I have learned from being sick that knowing that I am not alone with this disease has helped me to cope in so many way and I don't know what I would do if I couldn't reach out to others because for me, reaching out, helping others, is what I like doing best.  This is where I came up with Fibro Radio which is currently being exercised in the comfort of my own living room.  Hopefully, I can reach out to Fibromytes everywhere, and together we can spread the word about our illness and hopefully we can join hands to make my Fibro Family even Bigger.
Today is a very special day for me, kinda like a stepping-stone day I guess, because I have decided to GO-LIVE with FIBRORADIO.

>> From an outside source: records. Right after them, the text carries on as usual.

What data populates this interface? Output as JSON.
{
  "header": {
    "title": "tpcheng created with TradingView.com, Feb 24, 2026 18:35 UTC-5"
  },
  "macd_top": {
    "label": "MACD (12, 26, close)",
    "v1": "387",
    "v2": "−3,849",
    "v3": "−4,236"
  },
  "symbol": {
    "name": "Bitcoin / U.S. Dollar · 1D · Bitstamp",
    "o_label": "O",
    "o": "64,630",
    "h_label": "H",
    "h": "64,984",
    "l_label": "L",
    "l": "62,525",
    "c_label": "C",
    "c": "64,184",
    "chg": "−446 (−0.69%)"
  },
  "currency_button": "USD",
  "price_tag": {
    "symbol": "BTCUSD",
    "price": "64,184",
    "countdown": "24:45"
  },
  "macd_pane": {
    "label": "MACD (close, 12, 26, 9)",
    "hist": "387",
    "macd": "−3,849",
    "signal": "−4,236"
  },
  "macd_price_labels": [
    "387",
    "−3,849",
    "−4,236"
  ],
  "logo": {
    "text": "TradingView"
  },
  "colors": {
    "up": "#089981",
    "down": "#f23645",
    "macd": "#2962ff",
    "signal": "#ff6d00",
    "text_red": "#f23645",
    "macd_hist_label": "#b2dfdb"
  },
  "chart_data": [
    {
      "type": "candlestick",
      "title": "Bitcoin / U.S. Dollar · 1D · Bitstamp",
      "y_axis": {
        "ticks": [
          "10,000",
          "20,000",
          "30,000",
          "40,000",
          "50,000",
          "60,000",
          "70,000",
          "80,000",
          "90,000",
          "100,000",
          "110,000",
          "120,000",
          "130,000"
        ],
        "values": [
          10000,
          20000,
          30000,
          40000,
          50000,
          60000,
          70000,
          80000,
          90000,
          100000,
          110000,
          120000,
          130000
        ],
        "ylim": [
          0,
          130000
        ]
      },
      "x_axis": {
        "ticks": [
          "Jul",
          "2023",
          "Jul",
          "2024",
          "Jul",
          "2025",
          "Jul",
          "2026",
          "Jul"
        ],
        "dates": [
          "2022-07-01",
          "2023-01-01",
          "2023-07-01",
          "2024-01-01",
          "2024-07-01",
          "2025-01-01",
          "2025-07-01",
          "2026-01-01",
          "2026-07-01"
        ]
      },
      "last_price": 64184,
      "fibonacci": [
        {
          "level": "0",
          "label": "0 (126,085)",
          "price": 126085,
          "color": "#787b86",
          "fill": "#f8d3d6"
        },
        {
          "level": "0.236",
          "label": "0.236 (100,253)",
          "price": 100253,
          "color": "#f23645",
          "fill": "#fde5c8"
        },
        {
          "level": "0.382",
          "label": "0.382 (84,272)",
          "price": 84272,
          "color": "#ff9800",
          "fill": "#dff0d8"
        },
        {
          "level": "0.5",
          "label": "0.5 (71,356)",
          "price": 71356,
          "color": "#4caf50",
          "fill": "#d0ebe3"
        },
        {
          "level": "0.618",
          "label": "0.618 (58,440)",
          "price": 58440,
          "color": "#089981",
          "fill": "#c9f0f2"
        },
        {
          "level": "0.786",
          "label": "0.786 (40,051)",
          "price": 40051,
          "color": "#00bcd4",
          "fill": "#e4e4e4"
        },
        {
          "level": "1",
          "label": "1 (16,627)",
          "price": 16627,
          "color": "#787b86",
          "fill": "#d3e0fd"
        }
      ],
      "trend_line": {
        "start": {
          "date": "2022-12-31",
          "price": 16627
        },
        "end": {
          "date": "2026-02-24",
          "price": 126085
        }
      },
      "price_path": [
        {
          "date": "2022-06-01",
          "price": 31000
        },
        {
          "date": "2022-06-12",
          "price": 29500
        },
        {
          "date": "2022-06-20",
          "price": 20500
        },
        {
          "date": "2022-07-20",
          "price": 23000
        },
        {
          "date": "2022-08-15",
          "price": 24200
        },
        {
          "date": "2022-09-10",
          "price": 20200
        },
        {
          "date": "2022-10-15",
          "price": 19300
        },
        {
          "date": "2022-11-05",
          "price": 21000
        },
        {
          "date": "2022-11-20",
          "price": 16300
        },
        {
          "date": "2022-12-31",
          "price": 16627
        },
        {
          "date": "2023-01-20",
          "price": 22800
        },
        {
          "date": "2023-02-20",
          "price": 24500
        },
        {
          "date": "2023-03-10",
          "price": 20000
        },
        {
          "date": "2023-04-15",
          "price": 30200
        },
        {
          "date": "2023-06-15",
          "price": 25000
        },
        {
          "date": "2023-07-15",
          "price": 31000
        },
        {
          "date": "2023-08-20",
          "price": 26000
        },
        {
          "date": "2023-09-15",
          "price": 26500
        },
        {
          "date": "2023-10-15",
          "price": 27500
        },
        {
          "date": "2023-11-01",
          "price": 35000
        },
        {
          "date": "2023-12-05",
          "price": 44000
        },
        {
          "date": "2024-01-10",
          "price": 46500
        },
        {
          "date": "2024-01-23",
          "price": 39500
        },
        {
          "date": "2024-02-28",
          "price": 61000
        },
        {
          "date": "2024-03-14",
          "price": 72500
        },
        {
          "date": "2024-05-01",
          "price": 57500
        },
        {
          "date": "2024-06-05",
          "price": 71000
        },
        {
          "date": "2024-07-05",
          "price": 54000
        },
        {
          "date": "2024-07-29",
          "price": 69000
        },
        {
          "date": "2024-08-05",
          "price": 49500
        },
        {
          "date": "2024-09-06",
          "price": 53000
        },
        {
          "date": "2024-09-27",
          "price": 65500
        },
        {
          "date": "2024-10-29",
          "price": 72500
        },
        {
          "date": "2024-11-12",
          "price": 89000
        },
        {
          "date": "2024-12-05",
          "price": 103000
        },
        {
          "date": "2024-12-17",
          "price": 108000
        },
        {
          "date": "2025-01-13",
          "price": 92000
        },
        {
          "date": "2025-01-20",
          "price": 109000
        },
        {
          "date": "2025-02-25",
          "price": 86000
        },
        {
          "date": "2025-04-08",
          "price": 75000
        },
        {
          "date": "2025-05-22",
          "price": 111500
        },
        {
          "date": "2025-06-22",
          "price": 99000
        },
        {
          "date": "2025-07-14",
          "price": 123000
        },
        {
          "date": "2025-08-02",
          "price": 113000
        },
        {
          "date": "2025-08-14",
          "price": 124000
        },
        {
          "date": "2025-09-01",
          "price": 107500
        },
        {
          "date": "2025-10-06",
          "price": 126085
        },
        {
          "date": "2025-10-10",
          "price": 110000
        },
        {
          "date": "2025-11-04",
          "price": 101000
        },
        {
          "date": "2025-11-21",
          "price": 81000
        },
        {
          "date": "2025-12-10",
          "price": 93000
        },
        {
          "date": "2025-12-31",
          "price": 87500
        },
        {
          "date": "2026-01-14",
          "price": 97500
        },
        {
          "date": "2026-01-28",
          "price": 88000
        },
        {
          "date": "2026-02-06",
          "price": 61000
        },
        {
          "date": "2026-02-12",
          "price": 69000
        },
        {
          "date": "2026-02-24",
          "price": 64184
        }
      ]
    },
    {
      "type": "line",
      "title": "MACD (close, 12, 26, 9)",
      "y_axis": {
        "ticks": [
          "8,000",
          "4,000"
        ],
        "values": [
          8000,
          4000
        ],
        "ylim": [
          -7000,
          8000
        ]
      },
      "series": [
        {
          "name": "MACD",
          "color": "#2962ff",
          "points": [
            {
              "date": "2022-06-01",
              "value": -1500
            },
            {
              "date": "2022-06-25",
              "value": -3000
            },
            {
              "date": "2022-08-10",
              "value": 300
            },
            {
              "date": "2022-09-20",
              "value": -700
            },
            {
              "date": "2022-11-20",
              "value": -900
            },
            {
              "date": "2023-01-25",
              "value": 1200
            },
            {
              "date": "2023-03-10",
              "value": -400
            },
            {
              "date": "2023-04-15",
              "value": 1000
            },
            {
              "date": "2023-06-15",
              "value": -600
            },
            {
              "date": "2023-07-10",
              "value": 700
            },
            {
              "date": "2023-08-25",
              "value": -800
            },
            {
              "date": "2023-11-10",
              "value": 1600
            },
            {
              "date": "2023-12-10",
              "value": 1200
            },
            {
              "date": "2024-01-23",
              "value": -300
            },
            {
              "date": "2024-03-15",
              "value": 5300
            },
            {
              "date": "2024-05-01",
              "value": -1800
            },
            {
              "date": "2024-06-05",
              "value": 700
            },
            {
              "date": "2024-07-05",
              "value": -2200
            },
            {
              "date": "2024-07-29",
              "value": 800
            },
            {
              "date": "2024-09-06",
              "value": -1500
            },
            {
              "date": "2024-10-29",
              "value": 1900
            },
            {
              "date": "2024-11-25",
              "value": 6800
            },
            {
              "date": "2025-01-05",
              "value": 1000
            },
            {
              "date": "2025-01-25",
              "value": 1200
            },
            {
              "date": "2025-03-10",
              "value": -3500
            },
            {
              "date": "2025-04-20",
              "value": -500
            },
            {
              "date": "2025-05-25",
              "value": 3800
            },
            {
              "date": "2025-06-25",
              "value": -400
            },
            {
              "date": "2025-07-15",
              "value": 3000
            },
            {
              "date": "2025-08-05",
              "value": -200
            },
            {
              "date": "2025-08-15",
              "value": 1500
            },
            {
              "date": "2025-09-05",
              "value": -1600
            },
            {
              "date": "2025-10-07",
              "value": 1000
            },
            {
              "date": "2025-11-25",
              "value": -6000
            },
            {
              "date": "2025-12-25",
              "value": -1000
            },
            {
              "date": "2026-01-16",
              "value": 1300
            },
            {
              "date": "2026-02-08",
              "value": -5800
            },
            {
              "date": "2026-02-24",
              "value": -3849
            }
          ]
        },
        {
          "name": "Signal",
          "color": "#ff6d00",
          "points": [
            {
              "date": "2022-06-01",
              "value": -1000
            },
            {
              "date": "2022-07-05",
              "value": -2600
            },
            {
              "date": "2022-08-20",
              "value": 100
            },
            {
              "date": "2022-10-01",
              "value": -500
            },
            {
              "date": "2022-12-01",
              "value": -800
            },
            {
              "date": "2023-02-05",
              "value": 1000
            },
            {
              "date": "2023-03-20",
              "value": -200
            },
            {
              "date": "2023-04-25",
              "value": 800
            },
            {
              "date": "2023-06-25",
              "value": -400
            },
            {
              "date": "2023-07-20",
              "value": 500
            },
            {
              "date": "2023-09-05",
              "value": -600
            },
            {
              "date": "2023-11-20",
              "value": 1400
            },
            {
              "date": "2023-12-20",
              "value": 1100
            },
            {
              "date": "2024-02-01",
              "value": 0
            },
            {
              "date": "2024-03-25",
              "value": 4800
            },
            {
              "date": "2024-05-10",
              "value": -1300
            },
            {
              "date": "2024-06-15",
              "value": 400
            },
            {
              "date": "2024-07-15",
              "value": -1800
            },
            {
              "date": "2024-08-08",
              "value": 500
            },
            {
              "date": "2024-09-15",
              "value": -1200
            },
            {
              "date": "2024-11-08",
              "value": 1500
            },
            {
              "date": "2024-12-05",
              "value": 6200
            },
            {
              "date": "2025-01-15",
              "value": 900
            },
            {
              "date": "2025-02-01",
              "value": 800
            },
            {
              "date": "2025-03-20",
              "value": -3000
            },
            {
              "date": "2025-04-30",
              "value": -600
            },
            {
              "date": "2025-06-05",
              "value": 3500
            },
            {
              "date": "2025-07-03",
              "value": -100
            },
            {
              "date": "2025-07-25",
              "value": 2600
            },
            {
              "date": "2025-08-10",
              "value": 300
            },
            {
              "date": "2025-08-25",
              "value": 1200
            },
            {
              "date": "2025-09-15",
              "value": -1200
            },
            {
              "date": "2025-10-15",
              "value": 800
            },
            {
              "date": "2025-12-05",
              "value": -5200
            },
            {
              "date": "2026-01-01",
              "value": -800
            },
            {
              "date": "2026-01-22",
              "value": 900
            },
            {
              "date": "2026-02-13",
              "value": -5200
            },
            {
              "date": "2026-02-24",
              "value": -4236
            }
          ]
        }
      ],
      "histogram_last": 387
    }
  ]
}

I was sitting in the chair, minding my own business, looking around when it struck me.  I was already at work and I didn't even have to leave the house.  I further contemplated, I have been at work for a very long time and I didn't even know it!!!  This realization in me was exciting to say the least.  I don't think I have ever felt such a flutter in my stomach as I had when this news broke inside me.  Yes, I have been working, I am working.  And here I was, silly me, feeling guilty for not being able to work due to a chronic illness called Fibromyalgia/Chronic Fatigue Syndrome.  Well, what a foolish gal you have been!!!!  I have decided to go-live with my blog so people get to know who I am, what struggles I have on a daily basis, how I overcome them etc.  
I find that the greatest gift of all, is getting to meet other people who are going through the same things you are, and it helps to know that you are not alone.  
So, join me, as I write about my life.  I hope each and every one of you can feel my presence each day of your life just as I know, I already can feel yours!